这里值得注意的是,这里的消费并不是说PointerInputModifierNode能够中断事件的派发流程,只是说PointerInputChange的一些标记被设置为了true
fun consume() {
if (consumedDelegate == null) {
downChange = true
positionChange = true
} else {
consumedDelegate?.consume()
}
}
因此下一个PointerInputModifierNode还是能够PointerInputChange,只是说它能够知道PointerInputChange有没有被上一个节点所消费
/**
* Indicates whether the change was consumed or not. Note that the change must be consumed in
* full as there's no partial consumption system provided.
*/
val isConsumed: Boolean
get() = consumedDelegate?.isConsumed ?: (downChange || positionChange)

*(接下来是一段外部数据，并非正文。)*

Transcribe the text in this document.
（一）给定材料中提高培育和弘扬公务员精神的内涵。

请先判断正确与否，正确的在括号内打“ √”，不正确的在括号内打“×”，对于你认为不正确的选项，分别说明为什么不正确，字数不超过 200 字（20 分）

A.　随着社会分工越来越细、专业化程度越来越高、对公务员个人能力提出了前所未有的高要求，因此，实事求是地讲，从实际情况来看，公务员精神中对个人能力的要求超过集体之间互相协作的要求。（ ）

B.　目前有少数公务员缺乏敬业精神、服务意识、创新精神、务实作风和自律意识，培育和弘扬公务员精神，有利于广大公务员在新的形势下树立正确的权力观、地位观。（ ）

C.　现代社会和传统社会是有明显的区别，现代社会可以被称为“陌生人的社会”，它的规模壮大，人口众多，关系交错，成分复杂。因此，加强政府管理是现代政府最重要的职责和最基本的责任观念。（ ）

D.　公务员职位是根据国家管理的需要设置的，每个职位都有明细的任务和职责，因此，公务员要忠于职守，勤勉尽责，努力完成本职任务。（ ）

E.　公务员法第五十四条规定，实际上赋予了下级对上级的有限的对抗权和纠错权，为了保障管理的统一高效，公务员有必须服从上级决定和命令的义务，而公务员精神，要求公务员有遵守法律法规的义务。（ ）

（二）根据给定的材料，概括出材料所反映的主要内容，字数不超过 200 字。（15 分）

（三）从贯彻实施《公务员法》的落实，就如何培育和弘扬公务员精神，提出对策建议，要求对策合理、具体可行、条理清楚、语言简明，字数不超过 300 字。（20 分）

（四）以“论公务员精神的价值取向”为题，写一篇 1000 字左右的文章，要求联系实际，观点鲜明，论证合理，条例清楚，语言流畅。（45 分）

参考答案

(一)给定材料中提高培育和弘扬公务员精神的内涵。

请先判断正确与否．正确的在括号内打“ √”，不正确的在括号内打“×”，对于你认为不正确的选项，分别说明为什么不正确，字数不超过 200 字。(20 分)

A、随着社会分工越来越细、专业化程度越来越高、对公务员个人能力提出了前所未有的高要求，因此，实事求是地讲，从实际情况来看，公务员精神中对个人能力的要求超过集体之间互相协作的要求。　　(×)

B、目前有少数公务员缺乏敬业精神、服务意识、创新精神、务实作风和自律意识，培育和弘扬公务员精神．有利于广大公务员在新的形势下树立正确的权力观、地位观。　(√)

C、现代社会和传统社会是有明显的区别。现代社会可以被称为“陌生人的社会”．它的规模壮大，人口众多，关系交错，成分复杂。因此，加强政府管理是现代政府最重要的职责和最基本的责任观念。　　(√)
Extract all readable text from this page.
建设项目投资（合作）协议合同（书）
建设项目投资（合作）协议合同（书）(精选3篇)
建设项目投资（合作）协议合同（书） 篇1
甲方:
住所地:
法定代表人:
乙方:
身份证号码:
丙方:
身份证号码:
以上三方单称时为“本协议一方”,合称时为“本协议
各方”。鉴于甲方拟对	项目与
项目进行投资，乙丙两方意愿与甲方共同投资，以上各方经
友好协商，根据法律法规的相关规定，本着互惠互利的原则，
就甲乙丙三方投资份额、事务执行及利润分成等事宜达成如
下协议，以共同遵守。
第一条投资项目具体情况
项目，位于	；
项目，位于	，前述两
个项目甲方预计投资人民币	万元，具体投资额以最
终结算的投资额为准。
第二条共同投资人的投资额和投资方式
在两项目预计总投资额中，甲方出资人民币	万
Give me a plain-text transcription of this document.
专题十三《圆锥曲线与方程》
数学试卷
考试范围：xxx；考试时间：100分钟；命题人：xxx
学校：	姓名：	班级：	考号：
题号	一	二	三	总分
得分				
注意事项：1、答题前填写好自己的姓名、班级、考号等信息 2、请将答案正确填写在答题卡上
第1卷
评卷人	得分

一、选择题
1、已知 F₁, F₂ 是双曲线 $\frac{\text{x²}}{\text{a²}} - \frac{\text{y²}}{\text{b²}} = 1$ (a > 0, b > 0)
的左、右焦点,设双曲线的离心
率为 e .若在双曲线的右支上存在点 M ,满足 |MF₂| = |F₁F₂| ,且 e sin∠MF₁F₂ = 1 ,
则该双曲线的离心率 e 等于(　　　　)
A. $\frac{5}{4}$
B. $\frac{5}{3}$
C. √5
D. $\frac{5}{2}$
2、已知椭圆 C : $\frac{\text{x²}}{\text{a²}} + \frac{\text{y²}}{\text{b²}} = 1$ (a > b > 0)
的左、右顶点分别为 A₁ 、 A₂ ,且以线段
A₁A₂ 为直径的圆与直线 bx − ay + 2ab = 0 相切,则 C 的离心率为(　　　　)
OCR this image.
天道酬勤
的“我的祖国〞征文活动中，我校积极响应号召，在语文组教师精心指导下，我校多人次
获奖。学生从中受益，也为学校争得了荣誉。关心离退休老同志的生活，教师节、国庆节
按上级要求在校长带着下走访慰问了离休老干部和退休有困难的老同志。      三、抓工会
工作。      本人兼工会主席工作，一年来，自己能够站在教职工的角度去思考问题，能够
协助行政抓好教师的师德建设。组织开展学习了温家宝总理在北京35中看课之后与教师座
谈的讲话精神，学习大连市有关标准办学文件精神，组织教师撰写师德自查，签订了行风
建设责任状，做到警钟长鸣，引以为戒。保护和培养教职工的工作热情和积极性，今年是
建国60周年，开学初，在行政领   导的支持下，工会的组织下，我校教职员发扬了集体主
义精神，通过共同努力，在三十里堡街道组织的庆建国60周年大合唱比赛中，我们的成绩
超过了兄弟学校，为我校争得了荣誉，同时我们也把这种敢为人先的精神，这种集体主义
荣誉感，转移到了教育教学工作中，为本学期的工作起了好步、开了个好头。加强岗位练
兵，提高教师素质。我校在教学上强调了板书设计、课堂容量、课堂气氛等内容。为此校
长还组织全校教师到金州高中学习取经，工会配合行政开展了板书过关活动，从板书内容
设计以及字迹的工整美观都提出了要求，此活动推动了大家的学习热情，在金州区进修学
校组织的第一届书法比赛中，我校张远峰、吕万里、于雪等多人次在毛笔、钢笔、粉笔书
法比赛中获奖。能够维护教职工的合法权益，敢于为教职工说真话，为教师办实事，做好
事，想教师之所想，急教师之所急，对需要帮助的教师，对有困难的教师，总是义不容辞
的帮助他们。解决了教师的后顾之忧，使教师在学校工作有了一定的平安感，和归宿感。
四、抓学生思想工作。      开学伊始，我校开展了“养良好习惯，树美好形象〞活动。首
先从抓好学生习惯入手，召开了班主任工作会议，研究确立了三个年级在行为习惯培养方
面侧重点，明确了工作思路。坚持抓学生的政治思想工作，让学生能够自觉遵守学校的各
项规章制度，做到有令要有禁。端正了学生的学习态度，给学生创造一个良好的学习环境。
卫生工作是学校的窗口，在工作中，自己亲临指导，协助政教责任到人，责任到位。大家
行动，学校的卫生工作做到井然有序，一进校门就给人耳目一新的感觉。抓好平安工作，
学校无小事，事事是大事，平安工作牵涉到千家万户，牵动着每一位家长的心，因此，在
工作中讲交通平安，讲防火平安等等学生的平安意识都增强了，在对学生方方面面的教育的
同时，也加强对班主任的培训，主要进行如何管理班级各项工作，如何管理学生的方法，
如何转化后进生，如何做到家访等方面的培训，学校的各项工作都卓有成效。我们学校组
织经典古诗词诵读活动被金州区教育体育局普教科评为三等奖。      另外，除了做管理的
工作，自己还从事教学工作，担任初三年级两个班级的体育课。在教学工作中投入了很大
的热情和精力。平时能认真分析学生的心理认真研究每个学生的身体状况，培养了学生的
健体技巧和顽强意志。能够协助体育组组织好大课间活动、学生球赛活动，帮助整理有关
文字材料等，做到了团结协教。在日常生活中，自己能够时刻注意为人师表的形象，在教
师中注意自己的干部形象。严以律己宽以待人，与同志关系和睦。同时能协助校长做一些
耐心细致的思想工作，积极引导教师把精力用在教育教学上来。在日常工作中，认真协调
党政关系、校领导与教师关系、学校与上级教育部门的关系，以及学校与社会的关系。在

因此,在Compose中,事件的消费只是一种协议,并不是在机制上进行事件的中断。通常情况下,我们写的PointerInputModifierNode都会在Main阶段判断PointerInputChange有没有被消费,从而再决定要不要自身消费这个事件,因为最后加入到命中测试列表的节点是用户在画家算法中能看到最顶层的节点
比如Clickable的实现
override fun onPointerEvent(
pointerEvent: PointerEvent,
pass: PointerEventPass,
bounds: IntSize,
) {
super.onPointerEvent(pointerEvent, pass, bounds)
if (isSuspendingPointerInputEnabled) {
return
}
if (pass == PointerEventPass.Main) {
val downEvent = this.downEvent
if (downEvent == null) {
if (pointerEvent.isChangedToDown(requireUnconsumed = true)) {
val change = pointerEvent.changes[0]
change.consume()
this.downEvent = change
if (enabled) {
handlePressInteractionStart(change.position, indirectPointer = false)
}
}
} else if (pointerEvent.changes.fastAll { it.changedToUp() } ) {
// All pointers are up
val up = pointerEvent.changes[0]
up.consume()
if (enabled) {
handlePressInteractionRelease(downEvent.position, indirectPointer = false)
onClick()
}
this.downEvent = null
} else {
val touchPadding = getExtendedTouchPadding(bounds)
if (
pointerEvent.changes.fastAny {
it.isConsumed || it.isOutOfBounds(bounds, touchPadding)
}
) {
// Canceled
this.downEvent = null
handlePressInteractionCancel(indirectPointer = false)
}
}
} else if (pass == PointerEventPass.Final && downEvent != null) {
// Check for cancel by position consumption. We can look on the Final pass of the
// existing pointer event because it comes after the pass we checked above.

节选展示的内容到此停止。